CTV News reporter, Nick Paparella, received the Community Service Award at the Fanshawe Alumni Distinguished Alumni Awards’ Hall of Fame dinner on Feb. 8. Throughout his journalism career, Paparella has covered a wide variety of local and global events to help keep Londoners informed on the latest news. Some of Paparella’s stories include covering former U.S President Barack Obama’s inauguration, documenting the aftermath of the earthquake in Haiti, covering various murder trials in the city of London that have affected the community and many others.

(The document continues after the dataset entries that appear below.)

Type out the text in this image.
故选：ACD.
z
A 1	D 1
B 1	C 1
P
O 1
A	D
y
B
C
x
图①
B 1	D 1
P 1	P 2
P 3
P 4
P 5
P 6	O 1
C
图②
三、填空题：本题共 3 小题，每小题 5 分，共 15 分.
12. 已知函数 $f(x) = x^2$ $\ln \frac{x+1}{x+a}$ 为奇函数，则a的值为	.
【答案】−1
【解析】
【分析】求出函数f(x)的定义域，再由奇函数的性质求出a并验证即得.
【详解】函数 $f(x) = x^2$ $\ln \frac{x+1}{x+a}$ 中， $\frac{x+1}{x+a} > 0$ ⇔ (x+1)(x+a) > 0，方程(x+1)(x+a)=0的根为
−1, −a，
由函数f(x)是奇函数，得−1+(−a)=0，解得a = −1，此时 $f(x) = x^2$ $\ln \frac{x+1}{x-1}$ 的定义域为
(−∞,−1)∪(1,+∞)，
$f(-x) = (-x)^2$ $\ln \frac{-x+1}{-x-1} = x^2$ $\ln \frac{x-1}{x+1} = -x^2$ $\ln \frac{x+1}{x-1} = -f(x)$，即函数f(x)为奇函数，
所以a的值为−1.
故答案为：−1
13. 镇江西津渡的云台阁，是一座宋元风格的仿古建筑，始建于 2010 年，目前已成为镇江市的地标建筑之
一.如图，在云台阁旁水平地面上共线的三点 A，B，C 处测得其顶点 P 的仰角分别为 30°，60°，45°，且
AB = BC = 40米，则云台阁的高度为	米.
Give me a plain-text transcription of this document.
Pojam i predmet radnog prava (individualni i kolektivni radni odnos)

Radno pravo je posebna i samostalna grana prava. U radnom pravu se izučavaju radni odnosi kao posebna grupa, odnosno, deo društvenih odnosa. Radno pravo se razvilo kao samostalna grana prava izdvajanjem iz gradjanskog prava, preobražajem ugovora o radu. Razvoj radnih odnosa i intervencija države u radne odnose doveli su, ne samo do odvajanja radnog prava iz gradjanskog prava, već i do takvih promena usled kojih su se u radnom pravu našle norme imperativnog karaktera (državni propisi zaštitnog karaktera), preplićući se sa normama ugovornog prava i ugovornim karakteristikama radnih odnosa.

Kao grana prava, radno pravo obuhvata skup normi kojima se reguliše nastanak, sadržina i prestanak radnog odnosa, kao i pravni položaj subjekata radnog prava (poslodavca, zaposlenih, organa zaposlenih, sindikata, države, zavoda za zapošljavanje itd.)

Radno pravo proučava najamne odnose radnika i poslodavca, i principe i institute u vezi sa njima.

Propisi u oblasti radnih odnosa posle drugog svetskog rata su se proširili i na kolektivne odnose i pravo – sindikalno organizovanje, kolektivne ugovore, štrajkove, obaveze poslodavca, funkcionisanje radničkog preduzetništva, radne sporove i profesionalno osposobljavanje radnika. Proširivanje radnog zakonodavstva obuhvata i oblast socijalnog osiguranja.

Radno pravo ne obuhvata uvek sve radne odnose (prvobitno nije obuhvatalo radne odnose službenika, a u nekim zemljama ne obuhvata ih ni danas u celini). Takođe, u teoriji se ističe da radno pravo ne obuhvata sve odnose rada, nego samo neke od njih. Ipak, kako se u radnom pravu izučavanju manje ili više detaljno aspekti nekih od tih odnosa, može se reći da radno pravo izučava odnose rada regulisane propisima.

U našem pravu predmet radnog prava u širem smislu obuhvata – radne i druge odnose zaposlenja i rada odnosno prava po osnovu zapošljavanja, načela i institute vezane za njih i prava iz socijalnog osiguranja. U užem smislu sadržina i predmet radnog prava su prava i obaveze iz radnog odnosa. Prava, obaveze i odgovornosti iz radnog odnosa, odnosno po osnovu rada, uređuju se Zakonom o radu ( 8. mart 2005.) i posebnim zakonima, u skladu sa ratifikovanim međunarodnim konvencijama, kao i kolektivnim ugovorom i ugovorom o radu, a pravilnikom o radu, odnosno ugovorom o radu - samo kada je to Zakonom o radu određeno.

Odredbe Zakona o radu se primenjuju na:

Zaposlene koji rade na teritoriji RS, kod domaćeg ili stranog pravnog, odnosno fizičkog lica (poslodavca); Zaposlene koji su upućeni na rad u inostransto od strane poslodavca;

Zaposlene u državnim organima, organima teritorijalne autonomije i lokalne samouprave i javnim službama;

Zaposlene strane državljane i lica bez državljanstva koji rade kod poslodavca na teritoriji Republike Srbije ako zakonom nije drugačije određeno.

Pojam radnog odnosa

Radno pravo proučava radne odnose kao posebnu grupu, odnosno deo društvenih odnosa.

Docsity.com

Pararella said he found his passion for journalism in grade nine after watching a reporter from City (TV) having fun while covering the Canadian National Exhibition. During his time in high school, Paparella’s extroverted nature led him to take drama classes and he has never felt intimidated to be in front of an audience on stage or on camera. He also did the announcing for his high school’s football games. Paparella graduated from the broadcast journalism program at Fanshawe in 1981. A factor that drew him towards the program was the opportunity to have hands-on experience with radio broadcasting through 6X-FM, one of the only college licensed radio stations at the time. Reflecting on his time at Fanshawe, Paparella said one of the most memorable parts of taking the broadcast journalism program involved making long-lasting friendships with his fellow students. “When you were completing projects, you would be [at Fanshawe] almost night and day, so you become friends with a lot of the students that were with you [during these projects] and some of those friendships still remain today,” Paparella said.

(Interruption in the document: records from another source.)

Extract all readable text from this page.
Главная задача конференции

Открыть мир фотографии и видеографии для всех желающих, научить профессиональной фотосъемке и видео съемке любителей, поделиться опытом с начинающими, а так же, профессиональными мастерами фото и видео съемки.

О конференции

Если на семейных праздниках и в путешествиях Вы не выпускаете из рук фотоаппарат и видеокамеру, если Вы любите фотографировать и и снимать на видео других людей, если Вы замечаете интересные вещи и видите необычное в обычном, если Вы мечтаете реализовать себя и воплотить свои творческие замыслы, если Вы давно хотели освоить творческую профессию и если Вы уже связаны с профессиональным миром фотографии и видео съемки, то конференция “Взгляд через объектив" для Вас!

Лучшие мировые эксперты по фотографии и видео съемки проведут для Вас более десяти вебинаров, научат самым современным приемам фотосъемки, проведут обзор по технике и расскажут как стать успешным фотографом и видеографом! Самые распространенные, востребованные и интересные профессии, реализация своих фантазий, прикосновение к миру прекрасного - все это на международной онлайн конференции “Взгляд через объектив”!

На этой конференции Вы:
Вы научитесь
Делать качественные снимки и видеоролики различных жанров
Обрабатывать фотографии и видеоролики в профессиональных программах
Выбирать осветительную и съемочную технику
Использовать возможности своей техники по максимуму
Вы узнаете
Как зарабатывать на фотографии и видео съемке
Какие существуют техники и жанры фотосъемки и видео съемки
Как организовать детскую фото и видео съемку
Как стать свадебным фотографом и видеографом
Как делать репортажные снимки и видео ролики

Paparella explained that the business of journalism is changing. Due to the internet providing individuals with the ability to connect with one another almost instantaneously, people expect to receive the latest news immediately, rather than having to wait for the six o’clock or 11 o’clock news on television. As a result, he said it is important for journalists to be well versed in technology.

When Paparella first started his career as a journalist, instances would arise in which his team was sent out on a story past 4:30 p.m. As a result, the team would not have time for their story to make the six o’clock news. However, with the latest digital tools, he is able to record footage on his iPhone and send it back to the studio to be shown on air/online almost immediately. For example, Paparella was sent a year and a half ago to cover a fire at Hyde Park. Using his iPhone, he was able to email the footage to his boss and the footage was on CTV News in only five minutes.

Paparella provided some advice to current students in the broadcast journalism program. “Stick with it. Keep working hard. You will eventually find your way in various mediums. Journalism is still a great job and I still love doing it.”

Paparella explained that his job has been a labour of love and he will go into work on his days off when he is called in. “You meet people from all walks of life. You meet people who are on a high and you meet people who are on a low. You try, through your stories, to make other people understand what those people are going through and hopefully down the road you help a lot of people as well.”

Paparella said he is truly humbled by being the recipient of the Community Service Award and is always ready to lend a helping hand to the community, “Being kind and generous to everyone you meet is one of my mottos that I always tell my three sons and my wife lives by that motto every single day.”